Inggris Larang Iklan Burger serta Soft Drinks Tayang Siang Hari, Gegara Obesitas Anak Tinggi

JAKARTA – Inggris melarang iklan burger juga soft drinks atau minuman ringan tayang di dalam siang hari. Ini adalah diadakan pada upaya mengatasi obesitas anak yang digunakan mengkhawatirkan.
Bukan semata-mata burger juga soft drinks, dikutipkan AFP, otoritas Inggris juga melakukan pelarangan, mencakup berbagai barang yang digunakan umumnya dipasarkan terhadap anak-anak, seperti makanan cepat saji, makanan siap saji, juga makanan sarapan manis yang mana dikemas sebelumnya.
Produk ini, seperti croissant, panekuk, wafel, sereal batangan, juga yoghurt manis akan terpengaruh, bersatu dengan keripik berbahan dasar buncis atau lentil, camilan rumput laut, minuman berenergi, serta makanan olahan seperti hamburger serta nugget ayam.

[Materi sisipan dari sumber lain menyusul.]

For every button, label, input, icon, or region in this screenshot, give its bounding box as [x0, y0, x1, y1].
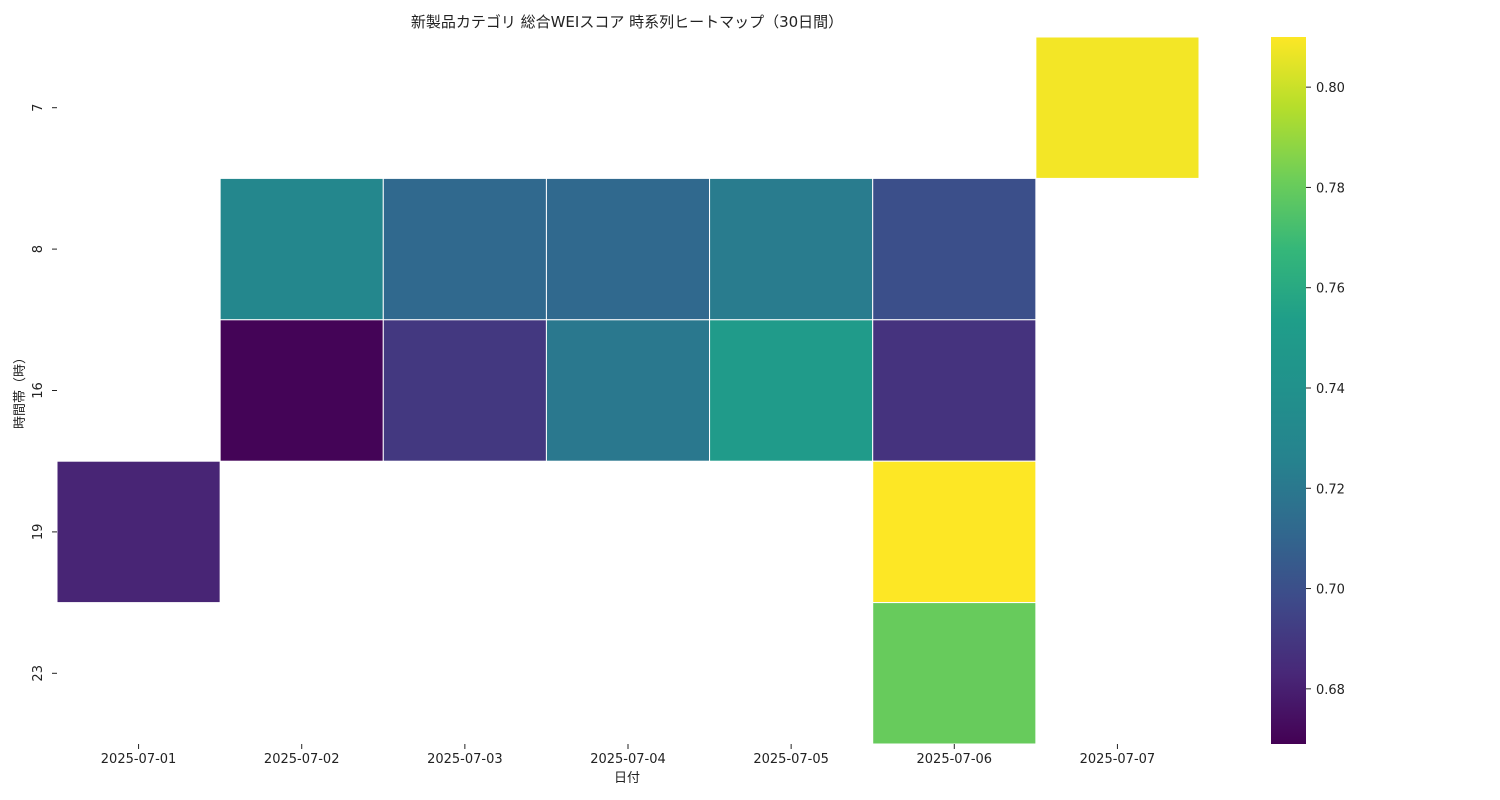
- heatmap-cell-8-2025-07-02: [219, 177, 384, 321]
- colorbar-gradient: [1271, 37, 1306, 744]
- y-tick-label: 7: [31, 104, 46, 112]
- x-tick-label: 2025-07-05: [753, 752, 829, 767]
- heatmap-cell-16-2025-07-05: [709, 319, 874, 462]
- heatmap-cell-16-2025-07-03: [382, 319, 547, 462]
- heatmap-cell-8-2025-07-04: [545, 177, 711, 321]
- heatmap-cell-16-2025-07-02: [219, 319, 384, 462]
- heatmap-cell-16-2025-07-04: [545, 319, 711, 462]
- colorbar-tick-label: 0.70: [1316, 583, 1345, 598]
- x-tick-label: 2025-07-01: [101, 752, 177, 767]
- colorbar-ticks: 0.68 0.70 0.72 0.74 0.76 0.78 0.80: [1306, 81, 1345, 698]
- x-tick-label: 2025-07-02: [264, 752, 340, 767]
- y-tick-label: 8: [31, 245, 46, 253]
- y-tick-label: 16: [31, 382, 46, 399]
- colorbar-tick-label: 0.74: [1316, 382, 1345, 397]
- heatmap-cell-19-2025-07-01: [56, 460, 221, 604]
- chart-title: 新製品カテゴリ 総合WEIスコア 時系列ヒートマップ（30日間）: [411, 13, 843, 31]
- heatmap-cell-8-2025-07-06: [872, 177, 1037, 321]
- heatmap-cell-8-2025-07-03: [382, 177, 547, 321]
- x-axis-ticks: 2025-07-01 2025-07-02 2025-07-03 2025-07-04…: [101, 744, 1155, 767]
- colorbar: 0.68 0.70 0.72 0.74 0.76 0.78 0.80: [1271, 37, 1345, 744]
- x-tick-label: 2025-07-07: [1080, 752, 1156, 767]
- colorbar-tick-label: 0.68: [1316, 683, 1345, 698]
- colorbar-tick-label: 0.80: [1316, 81, 1345, 96]
- y-tick-label: 19: [31, 524, 46, 541]
- heatmap-cell-7-2025-07-07: [1035, 36, 1200, 179]
- x-axis-label: 日付: [614, 771, 640, 786]
- colorbar-tick-label: 0.76: [1316, 282, 1345, 297]
- y-axis-ticks: 7 8 16 19 23: [31, 104, 57, 682]
- x-tick-label: 2025-07-03: [427, 752, 503, 767]
- colorbar-tick-label: 0.78: [1316, 181, 1345, 196]
- x-tick-label: 2025-07-04: [590, 752, 666, 767]
- colorbar-tick-label: 0.72: [1316, 482, 1345, 497]
- heatmap-cell-19-2025-07-06: [872, 460, 1037, 604]
- heatmap-cell-23-2025-07-06: [872, 602, 1037, 745]
- x-tick-label: 2025-07-06: [917, 752, 993, 767]
- y-tick-label: 23: [31, 665, 46, 682]
- y-axis-label: 時間帯（時）: [13, 351, 28, 429]
- heatmap-cell-8-2025-07-05: [709, 177, 874, 321]
- heatmap-cells: [56, 36, 1200, 745]
- heatmap-cell-16-2025-07-06: [872, 319, 1037, 462]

Namun, alternatif yang lebih tinggi sehat akan dikecualikan dari pembatasan tersebut. Bubur gandum alami dan juga yoghurt tanpa pemanis, misalnya, tiada akan termasuk di aturan baru tersebut.
Peraturan baru ini mulai berlaku pada Oktober tahun depan, di area mana pemerintah akan membatasi iklan untuk makanan kemudian minuman yang tersebut “kurang sehat” juga hanya sekali akan ditayangkan setelahnya pukul 9:00 malam.
Larangan yang disebutkan memiliki target produk-produk tertentu yang digunakan diidentifikasi sebagai tidak ada sehat berdasarkan komposisi gula, lemak, serta garamnya, tetapi bukan berlaku untuk iklan jaringan makanan cepat saji yang tersebut lebih tinggi luas.
Misalnya, iklan dari restoran cepat saji akan tetap saja diizinkan selama bukan menampilkan barang tertentu, seperti burger atau kentang goreng.
Dikutip BBC, Menteri Kesejahteraan Wes Streeting mengungkapkan obesitas merampas awal keberadaan terbaik bagi anak-anak lalu menyebabkan merekan menghadapi hambatan kebugaran seumur hidup juga menghabiskan biaya miliaran dolar untuk National Health Service (NHS).
“Pemerintah mengambil tindakan sekarang untuk mengakhiri penargetan iklan makanan cepat saji pada anak-anak, baik di tempat TV maupun daring,” ujar Wes Streeting.
Obesitas Anak di dalam Inggris Meningkat
Menurut National Health Service (NHS), tingkat obesitas di dalam kalangan anak-anak dalam Inggris sedang meningkat, dengan satu dari 10 anak berusia empat tahun sekarang tergolong obesitas.